Volvió a cogerme la mano y siguió con los dedos las líneas, con los ojos cerrados, como si estuviera leyendo en Braille. Habló en un susurro, como si recordara algo, un poema que había oído muchos años atrás…
—Juego hay en estas líneas que componen un indicio. Apenas es ajeno a las casillas del ajedrez; cuatro en total deberán ser, y día y mes para evitar el jaque mate en un alarde. O cual realidad es el juego, o solo es ideal. Un conocimiento, una y mil veces nombrado, que llega muy tarde. Batalla de pieza blanca, librada desde el inicio. Exhausta negra, seguirá tratando de evitar su destino en balde. Como tú bien sabes, busca del treinta y tres y del tres el beneficio. Velado siempre, de ahí a la eternidad, el secreto umbral.
Guardé silencio cuando la adivina hubo acabado, y Harry permaneció de pie, con las manos en los bolsillos. No entendía nada de lo que la mujer había dicho, pero, curiosamente, tenía la sensación de que había estado antes allí, en ese bar, oyendo las mismas palabras. Lo consideré un déjà vu y le resté importancia.
—No tengo ni la más remota idea de lo que ha dicho —comenté.
—¿No lo entiendes? —preguntó ella, y me dedicó una sonrisa extraña, casi de complicidad—. Acabarás por entenderlo. ¿El cuarto día del cuarto mes no significa nada para ti?
—Sí, pero…
Se llevó un dedo a los labios y meneó la cabeza.
—No reveles a nadie su significado. Pronto comprenderás el resto. Es la mano del presagio, la mano del destino, y está escrito: «En el cuarto día del cuarto mes llegará el Ocho».
—¿De qué habla? —exclamó Llewellyn alarmado. Se estiró por encima de la mesa para coger a la pitonisa del brazo, pero ella se apartó.
En ese momento el bar se sumió en la más completa oscuridad. Se oían matasuegras por todas partes, se descorcharon las botellas de champán y todos los presentes gritaron al unísono: «¡Feliz Año Nuevo!». En las calles se lanzaban petardos. A la débil luz de las ascuas que quedaban en la chimenea, las siluetas de los celebrantes se movían como negros espíritus salidos de la obra de Dante. Sus gritos resonaban en la oscuridad.

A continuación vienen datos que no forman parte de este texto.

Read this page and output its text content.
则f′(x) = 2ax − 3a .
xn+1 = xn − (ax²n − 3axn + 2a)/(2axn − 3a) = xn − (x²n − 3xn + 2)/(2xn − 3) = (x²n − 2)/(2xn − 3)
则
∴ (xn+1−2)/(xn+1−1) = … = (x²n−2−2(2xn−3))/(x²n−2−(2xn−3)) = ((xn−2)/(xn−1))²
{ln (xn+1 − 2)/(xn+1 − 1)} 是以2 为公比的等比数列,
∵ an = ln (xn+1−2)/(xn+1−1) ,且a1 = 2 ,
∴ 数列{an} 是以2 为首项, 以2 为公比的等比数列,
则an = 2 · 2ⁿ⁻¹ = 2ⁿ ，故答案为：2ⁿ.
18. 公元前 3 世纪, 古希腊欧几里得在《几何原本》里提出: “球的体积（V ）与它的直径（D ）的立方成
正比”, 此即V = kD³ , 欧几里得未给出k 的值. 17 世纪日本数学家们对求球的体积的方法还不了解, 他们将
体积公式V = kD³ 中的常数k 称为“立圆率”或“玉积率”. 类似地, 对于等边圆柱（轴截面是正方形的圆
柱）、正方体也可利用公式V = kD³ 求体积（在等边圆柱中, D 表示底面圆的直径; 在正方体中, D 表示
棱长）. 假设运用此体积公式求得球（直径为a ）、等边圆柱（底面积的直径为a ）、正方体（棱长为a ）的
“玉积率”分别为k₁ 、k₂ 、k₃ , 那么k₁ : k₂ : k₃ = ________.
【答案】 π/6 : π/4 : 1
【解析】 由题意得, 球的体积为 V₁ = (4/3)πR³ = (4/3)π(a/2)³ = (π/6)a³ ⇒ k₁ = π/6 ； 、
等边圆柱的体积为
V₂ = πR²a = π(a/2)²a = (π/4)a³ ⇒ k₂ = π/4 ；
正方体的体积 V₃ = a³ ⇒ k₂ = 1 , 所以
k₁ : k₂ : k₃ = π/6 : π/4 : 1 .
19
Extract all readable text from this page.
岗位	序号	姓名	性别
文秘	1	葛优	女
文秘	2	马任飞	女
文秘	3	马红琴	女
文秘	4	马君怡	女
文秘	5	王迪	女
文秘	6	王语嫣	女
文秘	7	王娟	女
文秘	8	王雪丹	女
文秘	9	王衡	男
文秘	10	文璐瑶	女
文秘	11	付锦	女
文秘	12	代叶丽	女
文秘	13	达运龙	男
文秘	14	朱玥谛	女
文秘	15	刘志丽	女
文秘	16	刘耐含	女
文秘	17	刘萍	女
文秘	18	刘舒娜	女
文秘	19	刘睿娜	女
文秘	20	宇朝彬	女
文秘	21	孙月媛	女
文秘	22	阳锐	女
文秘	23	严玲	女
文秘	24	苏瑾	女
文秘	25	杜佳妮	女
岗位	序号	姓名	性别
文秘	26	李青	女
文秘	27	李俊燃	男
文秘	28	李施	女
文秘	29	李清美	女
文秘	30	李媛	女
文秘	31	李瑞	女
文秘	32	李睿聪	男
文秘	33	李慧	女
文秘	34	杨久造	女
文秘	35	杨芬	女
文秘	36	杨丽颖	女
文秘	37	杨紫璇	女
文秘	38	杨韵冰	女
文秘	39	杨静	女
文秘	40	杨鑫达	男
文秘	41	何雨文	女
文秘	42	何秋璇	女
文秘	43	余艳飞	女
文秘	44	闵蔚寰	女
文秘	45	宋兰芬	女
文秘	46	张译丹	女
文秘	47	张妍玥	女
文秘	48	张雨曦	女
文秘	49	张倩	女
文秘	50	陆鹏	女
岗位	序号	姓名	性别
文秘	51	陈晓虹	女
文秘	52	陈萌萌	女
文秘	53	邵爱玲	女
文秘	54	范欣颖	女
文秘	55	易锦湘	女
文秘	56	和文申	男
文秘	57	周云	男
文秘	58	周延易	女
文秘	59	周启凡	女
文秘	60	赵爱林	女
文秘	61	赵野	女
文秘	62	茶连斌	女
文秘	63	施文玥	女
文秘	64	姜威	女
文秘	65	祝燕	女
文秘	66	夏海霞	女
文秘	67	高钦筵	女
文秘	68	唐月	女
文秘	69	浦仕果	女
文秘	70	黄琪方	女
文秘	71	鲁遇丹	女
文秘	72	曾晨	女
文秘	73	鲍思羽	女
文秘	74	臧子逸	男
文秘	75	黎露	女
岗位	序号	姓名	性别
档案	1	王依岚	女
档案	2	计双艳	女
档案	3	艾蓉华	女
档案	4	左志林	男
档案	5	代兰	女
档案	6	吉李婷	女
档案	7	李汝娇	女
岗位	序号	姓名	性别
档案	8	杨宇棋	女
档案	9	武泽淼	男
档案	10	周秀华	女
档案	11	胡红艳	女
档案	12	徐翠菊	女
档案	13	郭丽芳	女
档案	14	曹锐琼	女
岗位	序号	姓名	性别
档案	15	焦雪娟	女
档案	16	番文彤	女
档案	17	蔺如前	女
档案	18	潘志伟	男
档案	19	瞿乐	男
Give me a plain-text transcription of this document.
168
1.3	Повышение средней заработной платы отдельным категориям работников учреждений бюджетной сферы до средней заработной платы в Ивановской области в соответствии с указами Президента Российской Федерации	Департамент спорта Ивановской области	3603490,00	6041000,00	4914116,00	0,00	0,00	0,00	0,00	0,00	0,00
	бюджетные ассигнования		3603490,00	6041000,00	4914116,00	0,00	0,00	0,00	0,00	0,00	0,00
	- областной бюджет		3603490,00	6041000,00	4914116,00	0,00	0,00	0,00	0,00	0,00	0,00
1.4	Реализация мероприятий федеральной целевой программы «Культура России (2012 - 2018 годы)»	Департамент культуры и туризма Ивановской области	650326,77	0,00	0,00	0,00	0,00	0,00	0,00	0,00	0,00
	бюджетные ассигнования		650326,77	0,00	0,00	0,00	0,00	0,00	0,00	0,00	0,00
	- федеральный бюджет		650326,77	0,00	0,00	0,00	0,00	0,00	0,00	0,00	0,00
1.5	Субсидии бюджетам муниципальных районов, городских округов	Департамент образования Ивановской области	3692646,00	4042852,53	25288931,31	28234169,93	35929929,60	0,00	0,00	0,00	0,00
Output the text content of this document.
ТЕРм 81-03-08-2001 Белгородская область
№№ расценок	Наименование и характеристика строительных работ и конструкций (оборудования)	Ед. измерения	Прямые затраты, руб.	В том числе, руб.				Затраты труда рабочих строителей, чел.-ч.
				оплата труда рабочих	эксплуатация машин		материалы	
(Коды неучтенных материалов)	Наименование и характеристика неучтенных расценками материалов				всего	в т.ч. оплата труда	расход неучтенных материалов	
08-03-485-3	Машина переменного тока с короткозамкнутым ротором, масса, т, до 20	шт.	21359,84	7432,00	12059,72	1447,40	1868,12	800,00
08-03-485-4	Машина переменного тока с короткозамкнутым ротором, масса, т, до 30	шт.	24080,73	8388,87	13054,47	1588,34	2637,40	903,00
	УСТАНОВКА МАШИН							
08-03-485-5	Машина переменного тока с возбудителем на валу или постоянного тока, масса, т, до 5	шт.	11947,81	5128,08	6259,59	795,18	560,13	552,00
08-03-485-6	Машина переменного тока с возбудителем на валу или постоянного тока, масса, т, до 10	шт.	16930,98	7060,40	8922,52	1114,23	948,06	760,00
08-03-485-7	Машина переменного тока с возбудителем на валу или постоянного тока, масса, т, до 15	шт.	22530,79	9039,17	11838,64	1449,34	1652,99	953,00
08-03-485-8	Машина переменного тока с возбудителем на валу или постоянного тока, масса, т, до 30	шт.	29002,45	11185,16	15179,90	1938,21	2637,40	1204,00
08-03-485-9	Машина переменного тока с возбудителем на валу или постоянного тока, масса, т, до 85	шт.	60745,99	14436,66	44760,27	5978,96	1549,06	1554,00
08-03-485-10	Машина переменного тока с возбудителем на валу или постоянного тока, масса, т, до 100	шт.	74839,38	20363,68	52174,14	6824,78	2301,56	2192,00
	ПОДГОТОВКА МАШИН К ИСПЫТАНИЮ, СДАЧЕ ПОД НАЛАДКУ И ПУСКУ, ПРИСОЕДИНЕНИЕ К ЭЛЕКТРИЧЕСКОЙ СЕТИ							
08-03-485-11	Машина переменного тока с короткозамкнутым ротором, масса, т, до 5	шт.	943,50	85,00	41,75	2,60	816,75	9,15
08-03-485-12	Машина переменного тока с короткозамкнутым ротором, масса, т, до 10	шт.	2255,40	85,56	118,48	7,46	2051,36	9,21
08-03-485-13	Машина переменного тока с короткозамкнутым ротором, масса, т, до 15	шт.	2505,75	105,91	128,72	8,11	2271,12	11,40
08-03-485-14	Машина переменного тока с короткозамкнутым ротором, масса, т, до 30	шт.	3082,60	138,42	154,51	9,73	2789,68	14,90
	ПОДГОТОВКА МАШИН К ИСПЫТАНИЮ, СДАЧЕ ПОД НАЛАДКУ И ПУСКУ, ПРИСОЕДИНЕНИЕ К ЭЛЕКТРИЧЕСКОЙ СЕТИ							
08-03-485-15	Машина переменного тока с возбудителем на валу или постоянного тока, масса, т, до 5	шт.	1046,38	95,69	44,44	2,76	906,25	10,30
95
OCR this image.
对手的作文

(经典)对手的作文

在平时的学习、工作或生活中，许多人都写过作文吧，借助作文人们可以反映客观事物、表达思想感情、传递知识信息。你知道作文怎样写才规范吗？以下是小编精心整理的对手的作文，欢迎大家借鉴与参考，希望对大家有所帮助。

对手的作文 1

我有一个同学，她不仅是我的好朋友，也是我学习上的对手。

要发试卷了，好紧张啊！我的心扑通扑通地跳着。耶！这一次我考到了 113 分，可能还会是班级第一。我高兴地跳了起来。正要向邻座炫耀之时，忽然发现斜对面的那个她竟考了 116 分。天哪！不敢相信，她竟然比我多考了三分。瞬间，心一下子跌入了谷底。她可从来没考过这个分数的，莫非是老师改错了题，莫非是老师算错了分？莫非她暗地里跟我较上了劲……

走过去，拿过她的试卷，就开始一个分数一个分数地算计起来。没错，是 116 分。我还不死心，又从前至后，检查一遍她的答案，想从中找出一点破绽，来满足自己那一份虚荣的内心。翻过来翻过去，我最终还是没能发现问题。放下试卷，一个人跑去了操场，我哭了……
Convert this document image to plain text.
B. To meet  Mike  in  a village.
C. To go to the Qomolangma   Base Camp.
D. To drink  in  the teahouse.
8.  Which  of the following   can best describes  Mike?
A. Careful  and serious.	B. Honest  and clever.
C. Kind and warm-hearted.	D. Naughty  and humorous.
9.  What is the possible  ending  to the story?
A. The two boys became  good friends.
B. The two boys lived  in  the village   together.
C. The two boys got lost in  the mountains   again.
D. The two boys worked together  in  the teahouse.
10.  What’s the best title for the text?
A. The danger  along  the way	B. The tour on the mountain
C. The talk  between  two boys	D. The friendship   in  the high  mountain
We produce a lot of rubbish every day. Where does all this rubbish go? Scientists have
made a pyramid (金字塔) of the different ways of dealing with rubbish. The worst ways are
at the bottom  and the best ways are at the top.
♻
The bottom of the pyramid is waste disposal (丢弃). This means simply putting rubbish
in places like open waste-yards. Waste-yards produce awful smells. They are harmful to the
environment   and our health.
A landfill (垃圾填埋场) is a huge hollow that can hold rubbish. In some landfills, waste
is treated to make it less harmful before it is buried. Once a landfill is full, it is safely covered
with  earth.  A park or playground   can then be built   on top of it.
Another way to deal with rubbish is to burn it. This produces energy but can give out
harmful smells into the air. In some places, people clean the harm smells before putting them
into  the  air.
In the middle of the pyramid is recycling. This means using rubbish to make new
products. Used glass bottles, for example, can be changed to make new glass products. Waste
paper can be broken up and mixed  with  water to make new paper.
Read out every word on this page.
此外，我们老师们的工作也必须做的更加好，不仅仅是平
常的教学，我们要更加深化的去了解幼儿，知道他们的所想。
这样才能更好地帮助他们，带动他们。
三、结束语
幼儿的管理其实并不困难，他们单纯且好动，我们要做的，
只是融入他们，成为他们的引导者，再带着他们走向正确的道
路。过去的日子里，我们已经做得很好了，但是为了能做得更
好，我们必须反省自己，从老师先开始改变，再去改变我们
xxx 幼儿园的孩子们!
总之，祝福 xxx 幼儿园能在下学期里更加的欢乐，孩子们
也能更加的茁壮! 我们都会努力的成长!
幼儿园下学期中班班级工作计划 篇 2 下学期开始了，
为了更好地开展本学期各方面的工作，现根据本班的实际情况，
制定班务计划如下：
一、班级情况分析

Cuando las luces se encendieron, la pitonisa ya no estaba. Harry seguía de pie junto a la silla. Nos miramos sorprendidos a través del espacio que unos segundos antes había ocupado la mujer. Él soltó una carcajada y se inclinó para darme un beso en la mejilla.
—Feliz Año Nuevo, querida —dijo mientras me abrazaba tiernamente—. ¡Vaya porvenir meshugge te ha tocado en suerte! Está claro que mi idea ha resultado un fiasco. Lo siento.
Al otro lado de la mesa, Blanche y Llewellyn cuchicheaban agazapados.
—Eh, vosotros, acercaos. ¿Qué os parece si nos bebemos este champán que ha costado un ojo de la cara? —propuso Harry—. Cat, tú también necesitas una copa.
Llewellyn se levantó y vino a darme un beso.
—Querida Cat, estoy de acuerdo con Harry. Parece que hayas visto un fantasma.
La verdad es que estaba agotada. Lo atribuí a la tensión de las últimas semanas y a lo tarde que era.
—Qué vieja más espantosa —añadió Llewellyn—. Ha dicho un montón de estupideces sobre el peligro. Sin embargo, sus palabras parecían tener sentido para ti. ¿O son imaginaciones mías?
—Me temo que yo tampoco he entendido nada —contesté—. El ajedrez, los números y… ¿qué significa el ocho? ¿A qué ocho se refería? No he entendido nada.